Why We’re Hiring For This Role

Float’s infrastructure has grown rapidly, meaning more customers, more complex systems, and more opportunities to build for scale. As the scale of our systems increases, we’re growing our SRE team to match. You’ll be the third site reliability engineer, and will be working alongside our QA team. This role is about stepping into a high-impact space: helping us automate smarter, improve visibility across engineering, and ensure reliability as we scale. You’ll join a team that’s laying the groundwork for stronger SLAs and an even better experience for our customers.

This role will report into Chris, our Team Lead for SRE & QA. Check out this video where he explains the important role you will play within our SRE team. Watch this video!

You’ll be working asynchronously with a bright, dedicated team from across the globe, with a strong focus on taking complex problems and creating solutions that feel simple and intuitive for our customers.

What You’ll Be Responsible For

Early on, you’ll jump right into:

  • Upgrade paths: Maintain and validate the processes that keep our Kubernetes infrastructure up-to-date, ensuring upgrades happen smoothly, safely, and regularly.
  • Service hygiene: Remove noisy, unused, or misfiring boot alerts and improve the team’s ability to trust alerts as meaningful signals.
  • Service integration: Partner with engineers to configure services within our clusters and support service migrations where possible.
  • Kubernetes optimisation: Review and optimise usage across Kubernetes services, including right-sizing scale node specifications.

Once you are a bit more settled, we expect that you will jump into the following projects:

  • Service mesh & ingress security: Lead our exploration and implementation of service mesh options and harden ingress layers to defend against spam and abuse.
  • Incident response playbooks: Define and roll out standardised playbooks to improve clarity and speed during production incidents.
  • CDC layer support: Build deep familiarity with our next-gen data layer (CDC) to support new teams building on top of it.
  • SLO coaching & support: Help teams define, measure, and meet reliability goals—enabling engineering to own quality into production and drive better outcomes for customers.

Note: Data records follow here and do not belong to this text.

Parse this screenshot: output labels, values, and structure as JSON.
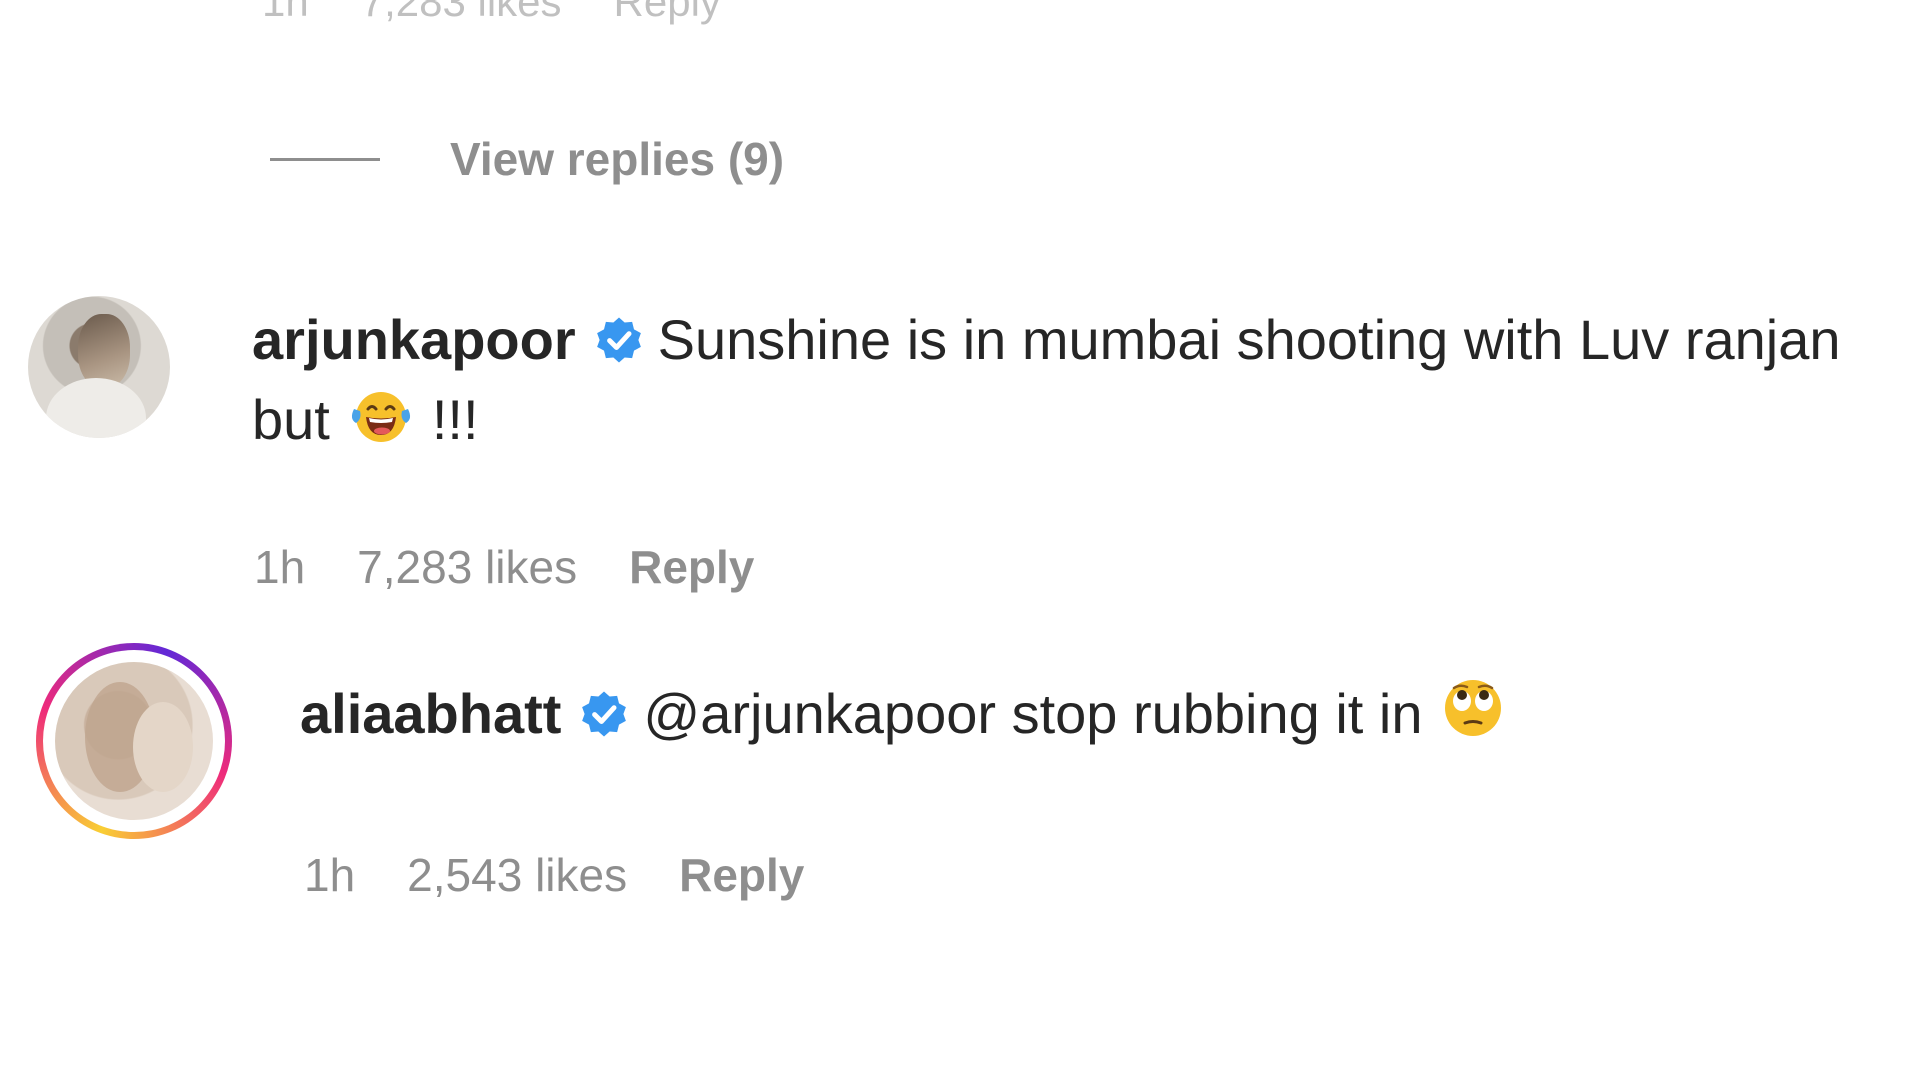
{
  "previous_comment": {
    "time": "1h",
    "likes": "7,283 likes",
    "reply_label": "Reply"
  },
  "view_replies": {
    "label": "View replies (9)"
  },
  "comments": [
    {
      "username": "arjunkapoor",
      "text_part1": "Sunshine is in mumbai shooting with Luv ranjan but",
      "emoji_icon": "tears-of-joy-emoji-icon",
      "text_part2": "!!!",
      "time": "1h",
      "likes": "7,283 likes",
      "reply_label": "Reply"
    },
    {
      "username": "aliaabhatt",
      "text": "@arjunkapoor stop rubbing it in",
      "emoji_icon": "eye-roll-emoji-icon",
      "time": "1h",
      "likes": "2,543 likes",
      "reply_label": "Reply"
    }
  ],
  "colors": {
    "text": "#262626",
    "secondary_text": "#8e8e8e",
    "verified_blue": "#3897f0"
  }
}
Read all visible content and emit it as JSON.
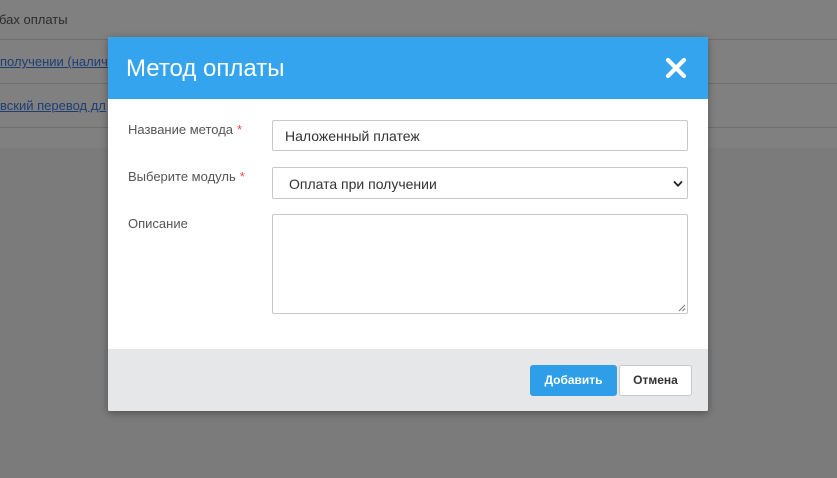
{
  "background": {
    "rows": [
      {
        "text": "бах оплаты",
        "link": false
      },
      {
        "text": "получении (налич",
        "link": true
      },
      {
        "text": "вский перевод дл",
        "link": true
      }
    ]
  },
  "modal": {
    "title": "Метод оплаты",
    "close_icon": "close-icon",
    "fields": {
      "name": {
        "label": "Название метода",
        "required_mark": "*",
        "value": "Наложенный платеж"
      },
      "module": {
        "label": "Выберите модуль",
        "required_mark": "*",
        "selected": "Оплата при получении"
      },
      "description": {
        "label": "Описание",
        "value": ""
      }
    },
    "footer": {
      "add_label": "Добавить",
      "cancel_label": "Отмена"
    }
  },
  "colors": {
    "header": "#35a4ef",
    "primary_button": "#2f9ee9",
    "required": "#e84c4c",
    "overlay": "#808080"
  }
}
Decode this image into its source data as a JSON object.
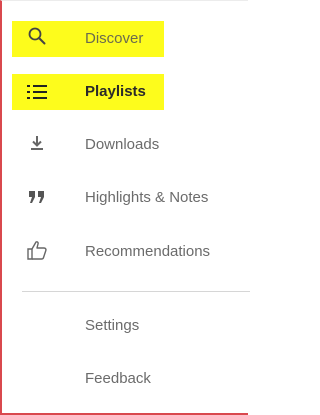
{
  "menu": {
    "items": [
      {
        "label": "Discover",
        "icon": "search-icon",
        "highlighted": true
      },
      {
        "label": "Playlists",
        "icon": "list-icon",
        "highlighted": true,
        "active": true
      },
      {
        "label": "Downloads",
        "icon": "download-icon"
      },
      {
        "label": "Highlights & Notes",
        "icon": "quote-icon"
      },
      {
        "label": "Recommendations",
        "icon": "thumbs-up-icon"
      }
    ],
    "secondary": [
      {
        "label": "Settings"
      },
      {
        "label": "Feedback"
      }
    ]
  },
  "colors": {
    "highlight": "#fdfc1c",
    "frame_border": "#d9484e",
    "text": "#6b6b6b",
    "text_active": "#2a2a2a",
    "icon": "#6b6b6b"
  }
}
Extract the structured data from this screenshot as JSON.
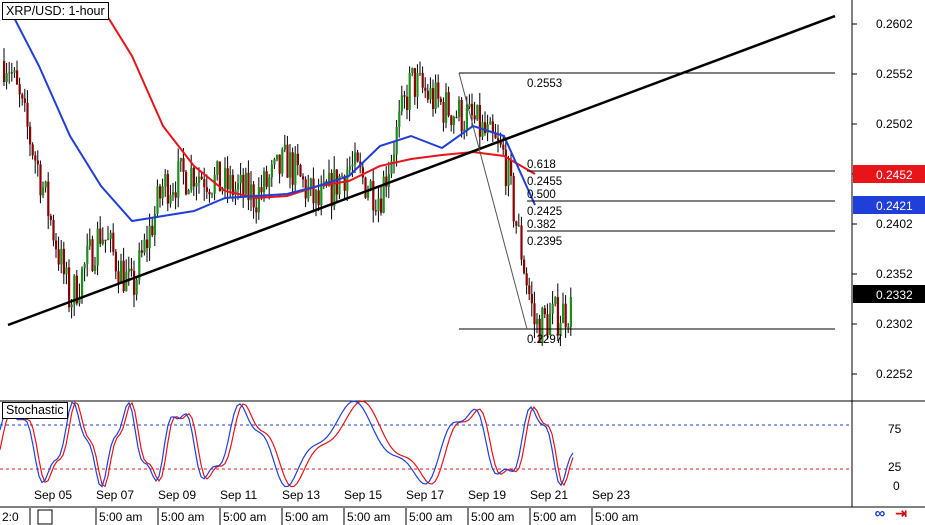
{
  "header": {
    "title": "XRP/USD: 1-hour"
  },
  "stochastic": {
    "label": "Stochastic",
    "levels": [
      "75",
      "25",
      "0"
    ]
  },
  "price_axis": {
    "ticks": [
      "0.2602",
      "0.2552",
      "0.2502",
      "0.2452",
      "0.2402",
      "0.2352",
      "0.2302",
      "0.2252"
    ]
  },
  "badges": [
    {
      "label": "0.2452",
      "value": 0.2452,
      "color": "#e8141a"
    },
    {
      "label": "0.2421",
      "value": 0.2421,
      "color": "#1f3fd8"
    },
    {
      "label": "0.2332",
      "value": 0.2332,
      "color": "#000000"
    }
  ],
  "date_labels": [
    "Sep 05",
    "Sep 07",
    "Sep 09",
    "Sep 11",
    "Sep 13",
    "Sep 15",
    "Sep 17",
    "Sep 19",
    "Sep 21",
    "Sep 23"
  ],
  "time_labels": [
    "2:0",
    "5:00 am",
    "5:00 am",
    "5:00 am",
    "5:00 am",
    "5:00 am",
    "5:00 am",
    "5:00 am",
    "5:00 am",
    "5:00 am"
  ],
  "fib": {
    "high_label": "0.2553",
    "low_label": "0.2297",
    "levels": [
      {
        "ratio": "0.618",
        "price": "0.2455",
        "value": 0.2455
      },
      {
        "ratio": "0.500",
        "price": "0.2425",
        "value": 0.2425
      },
      {
        "ratio": "0.382",
        "price": "0.2395",
        "value": 0.2395
      }
    ]
  },
  "chart_data": {
    "type": "candlestick",
    "title": "XRP/USD: 1-hour",
    "y_range": [
      0.2226,
      0.2626
    ],
    "x_range": [
      "Sep 05",
      "Sep 23"
    ],
    "series": [
      {
        "name": "close",
        "x": [
          "Sep 04",
          "Sep 05",
          "Sep 06",
          "Sep 07",
          "Sep 08",
          "Sep 09",
          "Sep 10",
          "Sep 11",
          "Sep 12",
          "Sep 13",
          "Sep 14",
          "Sep 15",
          "Sep 16",
          "Sep 17",
          "Sep 18",
          "Sep 19",
          "Sep 20",
          "Sep 21",
          "Sep 22",
          "Sep 23"
        ],
        "y": [
          0.2565,
          0.2455,
          0.2325,
          0.2395,
          0.2335,
          0.244,
          0.2455,
          0.244,
          0.243,
          0.2465,
          0.242,
          0.246,
          0.243,
          0.2545,
          0.252,
          0.2505,
          0.247,
          0.23,
          0.2315,
          0.2332
        ]
      },
      {
        "name": "ma_blue",
        "x": [
          "Sep 04",
          "Sep 05",
          "Sep 06",
          "Sep 07",
          "Sep 08",
          "Sep 09",
          "Sep 10",
          "Sep 11",
          "Sep 12",
          "Sep 13",
          "Sep 14",
          "Sep 15",
          "Sep 16",
          "Sep 17",
          "Sep 18",
          "Sep 19",
          "Sep 20",
          "Sep 21"
        ],
        "y": [
          0.262,
          0.256,
          0.249,
          0.244,
          0.2405,
          0.241,
          0.2415,
          0.2428,
          0.243,
          0.2432,
          0.244,
          0.245,
          0.248,
          0.249,
          0.2478,
          0.25,
          0.249,
          0.2421
        ]
      },
      {
        "name": "ma_red",
        "x": [
          "Sep 07",
          "Sep 08",
          "Sep 09",
          "Sep 10",
          "Sep 11",
          "Sep 12",
          "Sep 13",
          "Sep 14",
          "Sep 15",
          "Sep 16",
          "Sep 17",
          "Sep 18",
          "Sep 19",
          "Sep 20",
          "Sep 21"
        ],
        "y": [
          0.262,
          0.257,
          0.25,
          0.246,
          0.2435,
          0.2428,
          0.243,
          0.244,
          0.2445,
          0.246,
          0.2467,
          0.2471,
          0.2474,
          0.247,
          0.2452
        ]
      }
    ],
    "trendline": {
      "from": {
        "x": "Sep 04",
        "y": 0.2301
      },
      "to": {
        "x": "Sep 23",
        "y": 0.2521
      }
    },
    "stochastic": {
      "range": [
        0,
        100
      ],
      "overbought": 80,
      "oversold": 20
    },
    "grid": false,
    "legend": "none"
  }
}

What You’ll Need To Be Successful

We want you to love your work and believe that these skills will allow you to succeed in the role. Applying these skills requires:

  • Bash + programming language: Confident writing scripts in Bash and proficient in at least one go-to language (ideally PHP, NodeJS, or Python).
  • Kubernetes: Strong production experience managing and optimising Kubernetes clusters.
  • Terraform: Solid understanding of infrastructure as code using Terraform.
  • GCP: Familiarity with Google Cloud Platform, or eagerness to get up to speed quickly.
  • Iteration mindset: You believe in shipping value early and improving over time, not chasing one-shot perfection.
  • Written communication: You write clearly and concisely, whether it’s documenting infrastructure, proposing changes, or sharing learnings across teams.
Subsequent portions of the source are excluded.